De los muchos campos en los que se libran las batallas entre los diferentes sectores de la sociedad está el Estado. No solo es un actor preponderante, en donde se concentran los poderes mas importantes (como el económico, el político, el cultural) sino que es, en sí mismo, un espacio de lucha, un territorio que se disputan, un día sí y otro también, los grupos sociales que tienen intereses opuestos. Lucha de clases, le llamó Marx.
Ha sido tan avasallador el crecimiento del neoliberalismo a nivel mundial que, se reconozca o no, es ya la manera universal de ver el mundo o, por lo menos, es la forma legítima, la que muestra la realidad tal como debe mostrarse, no necesariamente como es. Así, leyes e instituciones cambiaron para que nuestro país pudiera formar parte del nuevo orden mundial, para “modernizar” la vida social. Cambió, por tanto, la cultura. Y para el caso de México implicó el ataque, a veces frontal, a veces encubierto contra todas las formas de vida comunitaria que caracterizaban a nuestra nación.
No hubo necesidad de un cuartelazo o golpe de Estado, ya éramos una sociedad acostumbrada a la obediencia, algo de lo cuál se aprovecharon las élites para explotar a los trabajadores mexicanos. Trescientos años de conquista formatearon una mente acostumbrada a no cuestionar, a aceptar como natural lo que en realidad era socialmente construido. Pero había mucho de comunitario en la vida social de los mexicanos, lo cuál quiere decir que muchas de las decisiones se tomaban mediante discusiones colectivas, si bien acotadas por una ideología religiosa, una idea del bien común construida desde las creencias que trajeron los españoles y que, finalmente, aún con adecuaciones y reinterpretaciones los mexicanos hicimos propias.
Una de esas ideas o creencias es la de que la dirección de una sociedad solo puede ejercerla quien tenga la sabiduría para hacerlo, alguien que por nacimiento o por formación merece dirigir a quienes no tienen capacidad para pensar por el conjunto de la sociedad y, por tanto, no son capaces de ubicar el bien común.

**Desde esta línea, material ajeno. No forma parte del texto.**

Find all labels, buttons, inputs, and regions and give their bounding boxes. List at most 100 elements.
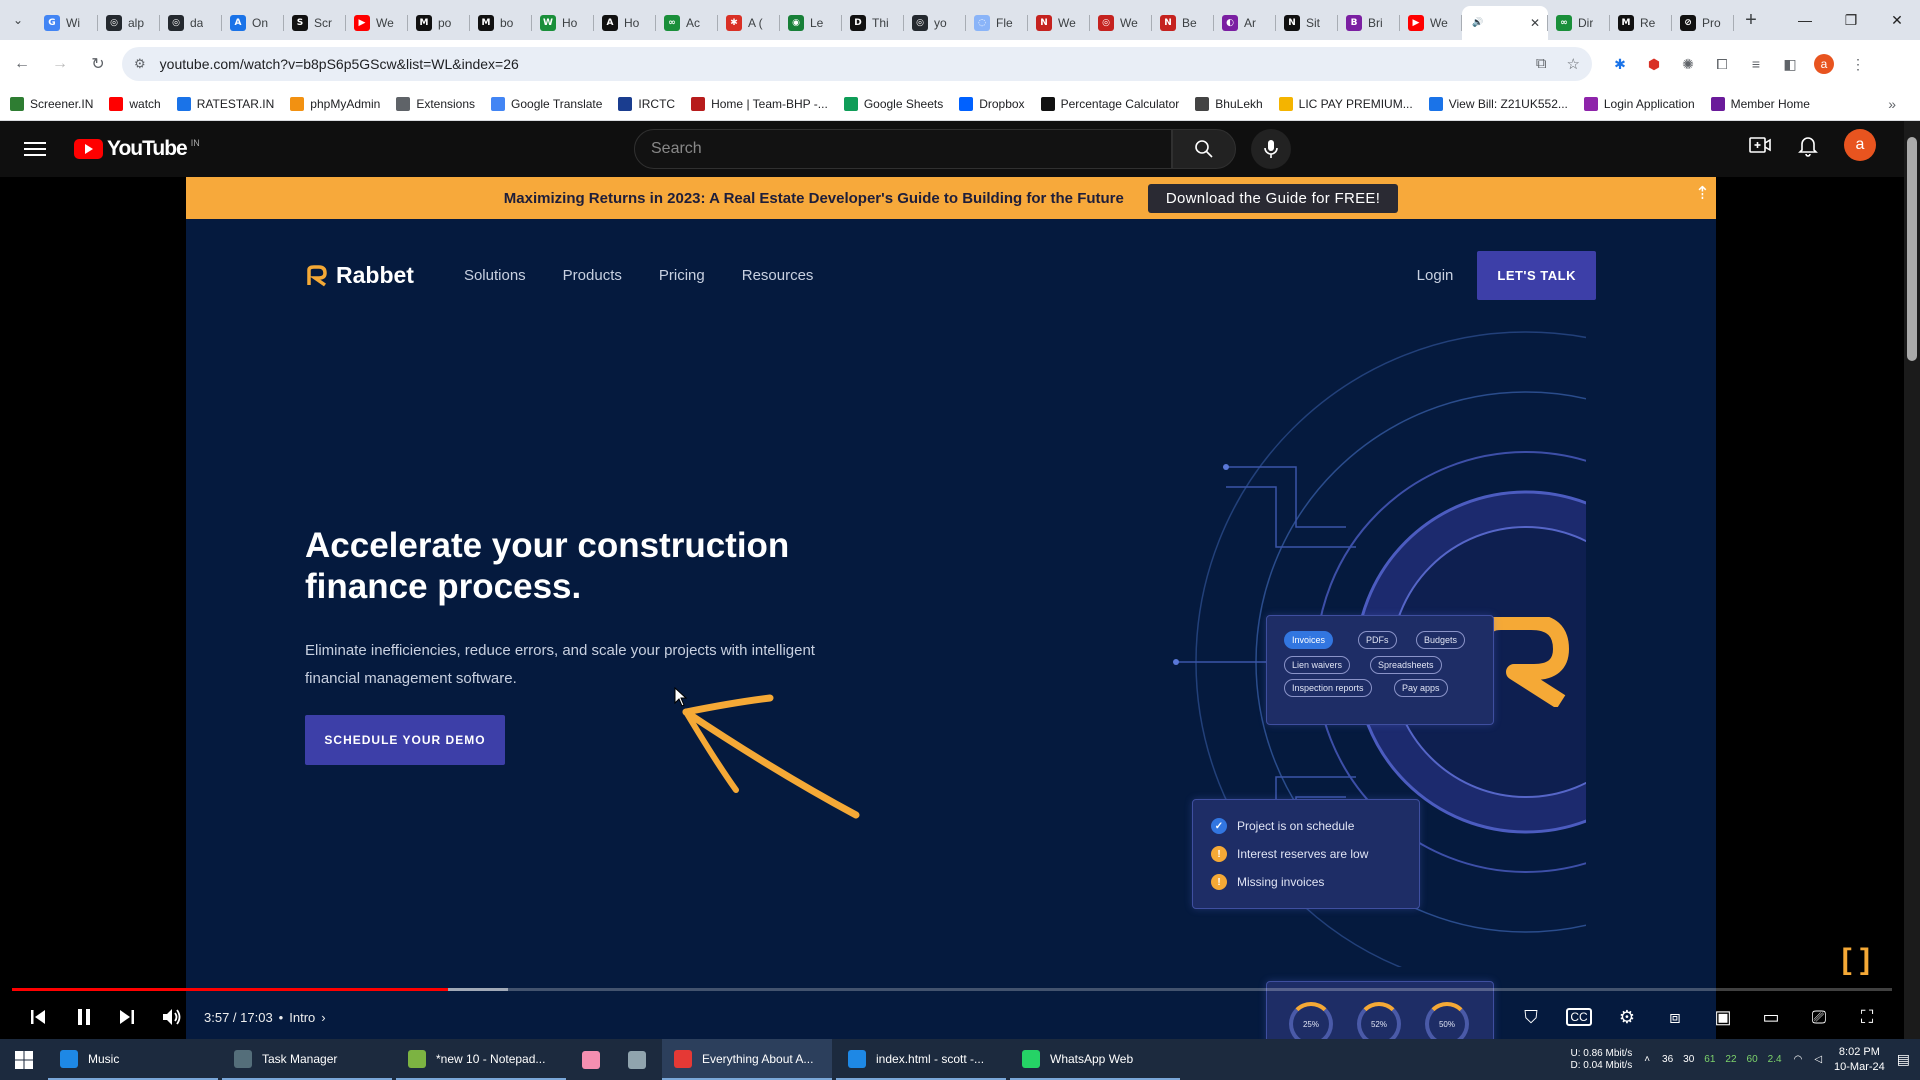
tray-expand-icon[interactable]: ˄ [1644,1054,1650,1065]
browser-tab[interactable]: N Be [1152,6,1214,40]
tray-indicator[interactable]: 36 [1662,1054,1673,1065]
restore-icon[interactable]: ❐ [1828,0,1874,40]
wifi-icon[interactable]: ◠ [1794,1054,1803,1065]
browser-tab[interactable]: N Sit [1276,6,1338,40]
browser-tab[interactable]: Mbo [470,6,532,40]
profile-avatar[interactable]: a [1814,54,1834,74]
bookmark-item[interactable]: Dropbox [959,97,1025,111]
cast-icon[interactable]: ⎚ [1806,1007,1832,1028]
tray-indicator[interactable]: 30 [1683,1054,1694,1065]
address-bar[interactable]: ⚙ youtube.com/watch?v=b8pS6p5GScw&list=W… [122,47,1592,81]
browser-tab[interactable]: ✱ A ( [718,6,780,40]
browser-tab[interactable]: B Bri [1338,6,1400,40]
browser-tab[interactable]: Mpo [408,6,470,40]
bookmark-item[interactable]: RATESTAR.IN [176,97,274,111]
media-icon[interactable]: ≡ [1746,54,1766,74]
taskbar-app[interactable]: index.html - scott -... [836,1039,1006,1080]
taskbar-app[interactable]: Music [48,1039,218,1080]
chapter-label[interactable]: Intro [289,1010,315,1025]
taskbar-app[interactable]: WhatsApp Web [1010,1039,1180,1080]
bookmarks-overflow-icon[interactable]: » [1888,96,1896,112]
volume-icon[interactable] [150,997,194,1037]
minimize-icon[interactable]: — [1782,0,1828,40]
search-input[interactable]: Search [634,129,1172,169]
browser-tab[interactable]: ∞ Dir [1548,6,1610,40]
browser-tab[interactable]: N We [1028,6,1090,40]
video-progress-bar[interactable] [12,988,1892,991]
clock[interactable]: 8:02 PM 10-Mar-24 [1834,1045,1885,1075]
tray-indicator[interactable]: 2.4 [1768,1054,1782,1065]
fullscreen-icon[interactable]: ⛶ [1854,1007,1880,1028]
create-video-icon[interactable] [1748,133,1772,157]
bookmark-item[interactable]: Login Application [1583,97,1695,111]
miniplayer-icon[interactable]: ⧈ [1662,1007,1688,1028]
bookmark-item[interactable]: Percentage Calculator [1040,97,1179,111]
bookmark-item[interactable]: Google Sheets [843,97,943,111]
speaker-icon[interactable]: ◁ [1814,1054,1822,1065]
settings-gear-icon[interactable]: ⚙ [1614,1007,1640,1028]
install-app-icon[interactable]: ⧉ [1536,55,1547,73]
chapter-chevron-icon[interactable]: › [321,1010,325,1025]
taskbar-app[interactable] [570,1039,612,1080]
account-avatar[interactable]: a [1844,129,1876,161]
reload-icon[interactable]: ↻ [82,48,114,80]
browser-tab[interactable]: A Ho [594,6,656,40]
captions-icon[interactable]: CC [1566,1008,1592,1026]
browser-tab[interactable]: ◎ alp [98,6,160,40]
puzzle-icon[interactable]: ⧠ [1712,54,1732,74]
pip-icon[interactable]: ▣ [1710,1007,1736,1028]
tray-indicator[interactable]: 61 [1704,1054,1715,1065]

Sin embargo, de un tiempo para acá, como que nos empezamos a creer aquello de que el pueblo (eso que algunos dicen que no existe) manda y que, por tanto, nos corresponde decidir el rumbo que como nación queramos seguir, aunque los que “saben”, los “expertos” nos descalifiquen. Creímos en algún momento que para tomar decisiones habría que borrar la estructura social y construir otra. Hoy parece que los pueblos de diferentes latitudes están ensayando la dirección de su destino desde las estructuras que antes se despreciaban, desde un Estado diseñado para el uso exclusivo de una clase social y que, por lo mismo, no podría usarse para reivindicar a aquellos usualmente subordinados.
La lucha por las instituciones es el descubrimiento de que no son monolíticas, que a su interior también anida la contradicción y que, como todo lo que construimos los seres humanos, podemos reconstruirlo y usarlo para fines diferentes. Tampoco quiere decir que basta con la voluntad pues hay de instituciones a instituciones, y algunas son más rígidas que otras. Como quiera, la lucha por el Estado no debe descuidar la lucha por la transformación cultural de la sociedad. Es preciso aprender a imaginar mundos diferentes, pero, para eso, se requiere también imaginar nuevas formas de lucha, nuevas formas de organización social que sean más eficientes y con efectos más duraderos.
El trabajo cultural es el que más requiere atención, mas recursos, más esfuerzo. La reafirmación de la sociedad organizada es la tarea urgente.